Stephanie Valencia, also an HSU senior cell/molecular biology student, took eight years to finish a bachelor’s degree due to her hidden disorders.

“I became friends with my microbiology teacher at my community college,” Valencia said. “She told me to get tested for a learning disability. I didn’t always have the best grade, but she believed I was a good scientist.”

Valencia was diagnosed with a processing disorder, similar to autism and dyslexia. For people with processing disorders, learning new things takes a lot more time.

“I wanted to know why I didn’t figure this out when I was younger,” Valencia said. “[My psychologist] said that a lot of people who are brown, like me, don’t get diagnosed until they’re in college. Elementary school teachers assume that brown students are dumb. They don’t push for students to go get tested.”

When Valencia transferred to HSU, she began to suffer from anxiety attacks that caused her to miss classes. She was eventually diagnosed with generalized anxiety disorder, or GAD.

“There’s a stigma about anxiety and depression in the sciences,” Valencia said. “People think that you don’t have the mental capacity to complete a rigorous program in STEM.”

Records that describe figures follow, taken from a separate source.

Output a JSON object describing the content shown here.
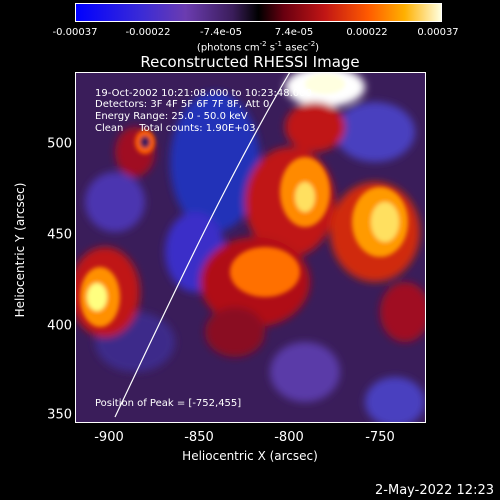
{
  "colorbar": {
    "ticks": [
      "-0.00037",
      "-0.00022",
      "-7.4e-05",
      "7.4e-05",
      "0.00022",
      "0.00037"
    ],
    "units_prefix": "(photons cm",
    "units_exp1": "-2",
    "units_mid": " s",
    "units_exp2": "-1",
    "units_mid2": " asec",
    "units_exp3": "-2",
    "units_suffix": ")"
  },
  "title": "Reconstructed RHESSI Image",
  "annotations": {
    "time": "19-Oct-2002 10:21:08.000 to 10:23:48.000",
    "detectors": "Detectors: 3F 4F 5F 6F 7F 8F, Att 0",
    "energy": "Energy Range: 25.0 - 50.0 keV",
    "clean": "Clean     Total counts: 1.90E+03",
    "peak": "Position of Peak = [-752,455]"
  },
  "axes": {
    "xlabel": "Heliocentric X (arcsec)",
    "ylabel": "Heliocentric Y (arcsec)",
    "xticks": [
      "-900",
      "-850",
      "-800",
      "-750"
    ],
    "yticks": [
      "500",
      "450",
      "400",
      "350"
    ]
  },
  "timestamp": "2-May-2022 12:23",
  "colors": {
    "positive_high": "#ffffe0",
    "positive_mid": "#ff8000",
    "background": "#3a1d5a",
    "negative": "#2b2bd6"
  }
}
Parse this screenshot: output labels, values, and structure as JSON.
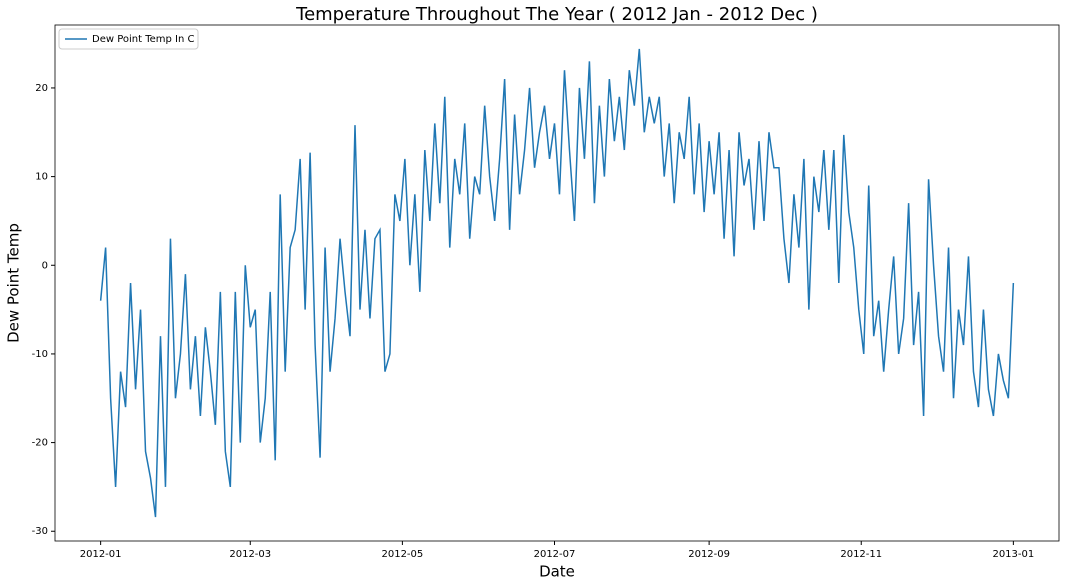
{
  "chart_data": {
    "type": "line",
    "title": "Temperature Throughout The Year ( 2012 Jan - 2012 Dec )",
    "xlabel": "Date",
    "ylabel": "Dew Point Temp",
    "x": [
      0,
      2,
      4,
      6,
      8,
      10,
      12,
      14,
      16,
      18,
      20,
      22,
      24,
      26,
      28,
      30,
      32,
      34,
      36,
      38,
      40,
      42,
      44,
      46,
      48,
      50,
      52,
      54,
      56,
      58,
      60,
      62,
      64,
      66,
      68,
      70,
      72,
      74,
      76,
      78,
      80,
      82,
      84,
      86,
      88,
      90,
      92,
      94,
      96,
      98,
      100,
      102,
      104,
      106,
      108,
      110,
      112,
      114,
      116,
      118,
      120,
      122,
      124,
      126,
      128,
      130,
      132,
      134,
      136,
      138,
      140,
      142,
      144,
      146,
      148,
      150,
      152,
      154,
      156,
      158,
      160,
      162,
      164,
      166,
      168,
      170,
      172,
      174,
      176,
      178,
      180,
      182,
      184,
      186,
      188,
      190,
      192,
      194,
      196,
      198,
      200,
      202,
      204,
      206,
      208,
      210,
      212,
      214,
      216,
      218,
      220,
      222,
      224,
      226,
      228,
      230,
      232,
      234,
      236,
      238,
      240,
      242,
      244,
      246,
      248,
      250,
      252,
      254,
      256,
      258,
      260,
      262,
      264,
      266,
      268,
      270,
      272,
      274,
      276,
      278,
      280,
      282,
      284,
      286,
      288,
      290,
      292,
      294,
      296,
      298,
      300,
      302,
      304,
      306,
      308,
      310,
      312,
      314,
      316,
      318,
      320,
      322,
      324,
      326,
      328,
      330,
      332,
      334,
      336,
      338,
      340,
      342,
      344,
      346,
      348,
      350,
      352,
      354,
      356,
      358,
      360,
      362,
      364,
      366
    ],
    "series": [
      {
        "name": "Dew Point Temp In C",
        "color": "#1f77b4",
        "values": [
          -4,
          2,
          -15,
          -25,
          -12,
          -16,
          -2,
          -14,
          -5,
          -21,
          -24,
          -28.4,
          -8,
          -25,
          3,
          -15,
          -10,
          -1,
          -14,
          -8,
          -17,
          -7,
          -12,
          -18,
          -3,
          -21,
          -25,
          -3,
          -20,
          0,
          -7,
          -5,
          -20,
          -15,
          -3,
          -22,
          8,
          -12,
          2,
          4,
          12,
          -5,
          12.7,
          -9,
          -21.7,
          2,
          -12,
          -6,
          3,
          -3,
          -8,
          15.8,
          -5,
          4,
          -6,
          3,
          4,
          -12,
          -10,
          8,
          5,
          12,
          0,
          8,
          -3,
          13,
          5,
          16,
          7,
          19,
          2,
          12,
          8,
          16,
          3,
          10,
          8,
          18,
          10,
          5,
          12,
          21,
          4,
          17,
          8,
          13,
          20,
          11,
          15,
          18,
          12,
          16,
          8,
          22,
          13,
          5,
          20,
          12,
          23,
          7,
          18,
          10,
          21,
          14,
          19,
          13,
          22,
          18,
          24.4,
          15,
          19,
          16,
          19,
          10,
          16,
          7,
          15,
          12,
          19,
          8,
          16,
          6,
          14,
          8,
          15,
          3,
          13,
          1,
          15,
          9,
          12,
          4,
          14,
          5,
          15,
          11,
          11,
          3,
          -2,
          8,
          2,
          12,
          -5,
          10,
          6,
          13,
          4,
          13,
          -2,
          14.7,
          6,
          2,
          -5,
          -10,
          9,
          -8,
          -4,
          -12,
          -5,
          1,
          -10,
          -6,
          7,
          -9,
          -3,
          -17,
          9.7,
          0,
          -8,
          -12,
          2,
          -15,
          -5,
          -9,
          1,
          -12,
          -16,
          -5,
          -14,
          -17,
          -10,
          -13,
          -15,
          -2
        ]
      }
    ],
    "xlim": [
      -18.3,
      384.3
    ],
    "xticks": [
      {
        "value": 0,
        "label": "2012-01"
      },
      {
        "value": 60,
        "label": "2012-03"
      },
      {
        "value": 121,
        "label": "2012-05"
      },
      {
        "value": 182,
        "label": "2012-07"
      },
      {
        "value": 244,
        "label": "2012-09"
      },
      {
        "value": 305,
        "label": "2012-11"
      },
      {
        "value": 366,
        "label": "2013-01"
      }
    ],
    "ylim": [
      -31.1,
      27.1
    ],
    "yticks": [
      -30,
      -20,
      -10,
      0,
      10,
      20
    ],
    "legend": "upper left"
  }
}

Valencia hopes to eventually become a physician-scientist in the field of neuroscience, even though the stigma around GAD could cause her some difficulty in pursuing her dream.

“Unfortunately, people may not give you the opportunity to show that you could do it when they know of your disability,” Valencia said. “People think, ‘Oh, maybe she can’t.’ It’s the maybe that gets in the way of me being able to prove myself.”